Pacific Gas & Electric Co. representatives held an open house for customers to learn about the company’s 2019 wildfire mitigation plan Monday at the Calaveras County Fairgrounds.
Approved by the California Public Utilities Commission (CPUC) last week, the plan includes pre-emptively shutting power off to more customers during high-fire-risk conditions, accelerating safety inspections of electric infrastructure, enhancing vegetation management around power lines and hardening the electric system by replacing equipment and installing stronger and more resilient poles and covered power lines.
It also calls for increased levels of inspection on lines, in addition to surveillance for wildfire conditions via weather monitoring systems, cameras, helicopters and ground crews.
At the event, multiple customers voiced concerns with the power shutoff aspect of the plan.
“We want all of our more than 5 million electric customers to be prepared for possible public safety power outages given the rapidly changing environmental conditions in our state,” said PG&E spokeswoman Brandi Merlo. The variables that influence power safety shutoffs are red flag warnings by the National Weather Service, low humidity levels of 20% or lower, sustained winds above 25 mphr, wind gusts in excess of 45 mph, temperature and moisture content of live vegetation and real-time observations from field crews, Merlo said.
The utility suggests customers prepare for outages that could last longer than 48 hours, and aims to give between 48 and 24 hours notice before shutting power off.
Merlo encouraged customers to ensure their contact information on file with PG&E is up to date.
“We can tell them to have a plan, we can tell them to be ready, but if they can’t be notified because we don’t have their correct phone number or email or cell phone, they won’t know about it, and they may be caught off guard,” Merlo said. She added that the company will provide additional outreach to “medical baseline” customers – residential customers with special energy needs due to qualifying medical conditions – in the event of a public safety power shutoff.

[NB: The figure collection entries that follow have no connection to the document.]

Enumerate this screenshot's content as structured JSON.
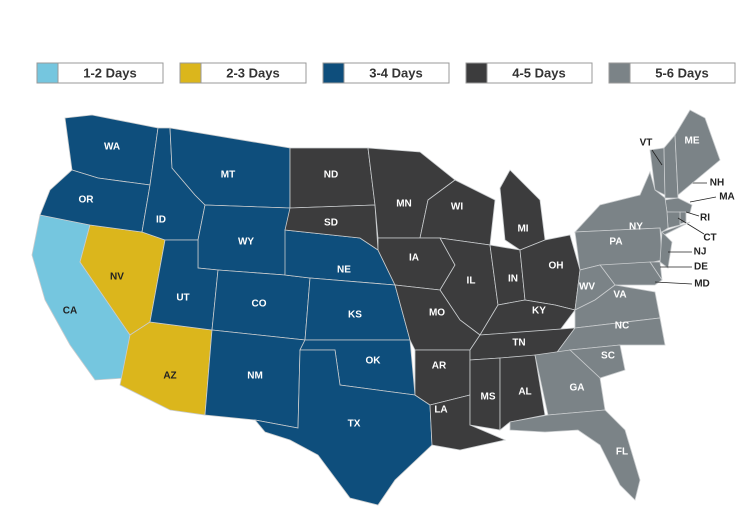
{
  "legend": [
    {
      "label": "1-2 Days",
      "color": "#75c6df",
      "states": [
        "CA"
      ]
    },
    {
      "label": "2-3 Days",
      "color": "#dbb61c",
      "states": [
        "NV",
        "AZ"
      ]
    },
    {
      "label": "3-4 Days",
      "color": "#0e4e7c",
      "states": [
        "WA",
        "OR",
        "ID",
        "MT",
        "WY",
        "UT",
        "CO",
        "NM",
        "NE",
        "KS",
        "OK",
        "TX"
      ]
    },
    {
      "label": "4-5 Days",
      "color": "#3c3c3d",
      "states": [
        "ND",
        "SD",
        "MN",
        "WI",
        "MI",
        "IA",
        "IL",
        "IN",
        "OH",
        "MO",
        "KY",
        "AR",
        "TN",
        "LA",
        "MS",
        "AL"
      ]
    },
    {
      "label": "5-6 Days",
      "color": "#7b8387",
      "states": [
        "VT",
        "NH",
        "ME",
        "MA",
        "RI",
        "CT",
        "NY",
        "PA",
        "NJ",
        "DE",
        "MD",
        "WV",
        "VA",
        "NC",
        "SC",
        "GA",
        "FL"
      ]
    }
  ]
}
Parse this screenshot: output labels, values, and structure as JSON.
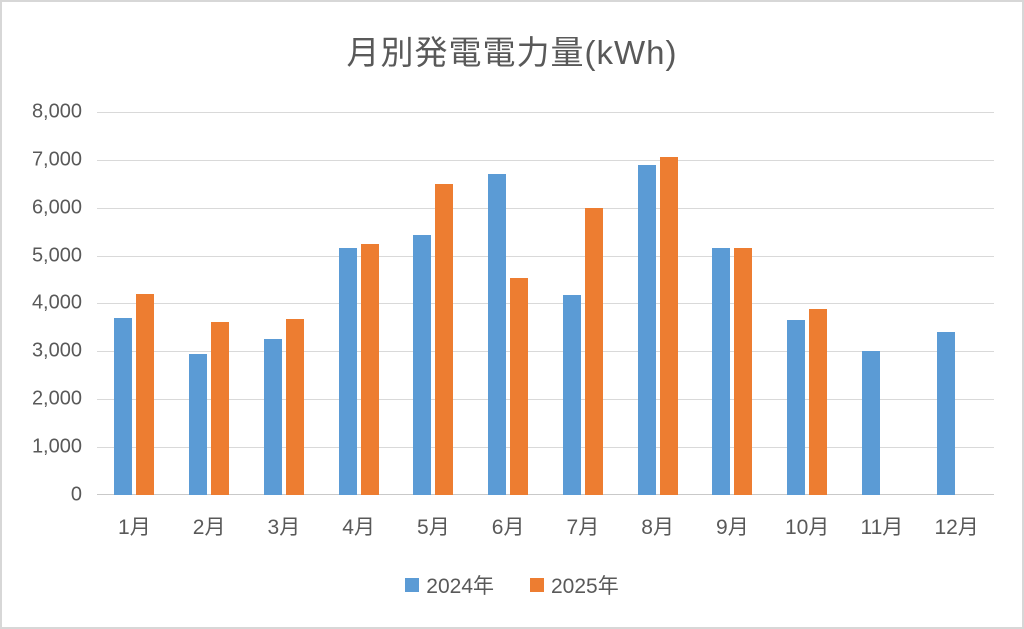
{
  "title": "月別発電電力量(kWh)",
  "colors": {
    "series_2024": "#5B9BD5",
    "series_2025": "#ED7D31",
    "text": "#595959",
    "gridline": "#D9D9D9",
    "frame_border": "#D7D7D7",
    "background": "#FFFFFF"
  },
  "chart_data": {
    "type": "bar",
    "title": "月別発電電力量(kWh)",
    "categories": [
      "1月",
      "2月",
      "3月",
      "4月",
      "5月",
      "6月",
      "7月",
      "8月",
      "9月",
      "10月",
      "11月",
      "12月"
    ],
    "series": [
      {
        "name": "2024年",
        "color": "#5B9BD5",
        "values": [
          3700,
          2950,
          3250,
          5150,
          5430,
          6700,
          4180,
          6900,
          5150,
          3650,
          3000,
          3400
        ]
      },
      {
        "name": "2025年",
        "color": "#ED7D31",
        "values": [
          4200,
          3620,
          3670,
          5250,
          6500,
          4530,
          6000,
          7050,
          5160,
          3880,
          null,
          null
        ]
      }
    ],
    "xlabel": "",
    "ylabel": "",
    "ylim": [
      0,
      8000
    ],
    "ytick_step": 1000,
    "ytick_labels": [
      "0",
      "1,000",
      "2,000",
      "3,000",
      "4,000",
      "5,000",
      "6,000",
      "7,000",
      "8,000"
    ],
    "grid": true,
    "legend_position": "bottom"
  }
}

Between commercial and residential customers, PG&E has 31,700 energy meters in Calaveras County.
Merlo said the most likely electric lines to be considered for shutting off for safety will be those that pass through areas that have been designated by the CPUC High Fire-Threat District Map as elevated (Tier 2) or extreme (Tier 3) risk for wildfire. That includes both distribution and transmission lines.
“Because the energy system relies on power lines working together to provide electricity across cities, counties and regions, your power may be shut off, even if (you) do not live or work in an area experiencing high winds or other extreme weather conditions,” Merlo added. “This is done for the safety of all communities and customers.”
Copperopolis resident Jeane Kennedy said she was concerned with finding a back-up power source during a shutoff situation lasting multiple days.
“We’ve lived up here for 20 years. We understand winter storms where you lose your electricity for maybe 24 hours … What PG&E is talking about is weather conditions that may last a few days,” Kennedy said. “Now we start getting a little bit farther into the problem, and so that’s why we want to prepare to just turn on the generator. We have a gas generator, so we have to store 5 gallon jugs of gas. Storing a bunch of gas is a little worrisome, but I guess that’s what we’re going to have to do ...”
Other customers echoed a similar sentiment.
“You have to plan for something that you don’t want to, otherwise you’re going to be stranded,” said Rick Gonzalez, another District 4 resident. “Basically you’ve got to fend for yourself. If the power goes down, you better come up with your own. It’d be nice to have a contingency plan set up by PG&E, ‘This is what you do now, these are your options.’ But there aren’t any ... There’s going to be mass panic, people running out of water, meeting electrical problems for their storage of food.”
At the open house, District 3 Supervisor Dennis Mills told the Enterprise that the company’s power shutoff plans may be the best solution until the utility can upgrade its lines, with reference to installing switch gear mechanisms to de-energize equipment.
“They’re one of the few (energy suppliers) that have not hardened their main lines,” Mills said. “Until they can get there, the safest method is to shut down the system.”
The utility plans to convert lines to underground and install more resilient poles along 150 of its approximately 7,100 miles of power lines by the end of 2019.
“We are starting this work in locations that are at the highest risk of wildfire, based on such factors as potential ignition risk associated with equipment, risk of wildfire spreading if one were to occur, and challenges to exiting a community in the event of an evacuation,” Merlo said. “We will continue rebuilding efforts in other high fire-risk locations across our service area over the next decade. As we’ve said consistently, it’s important to understand that undergrounding is not a solution to address the immediate wildfire threat our customers face right now.”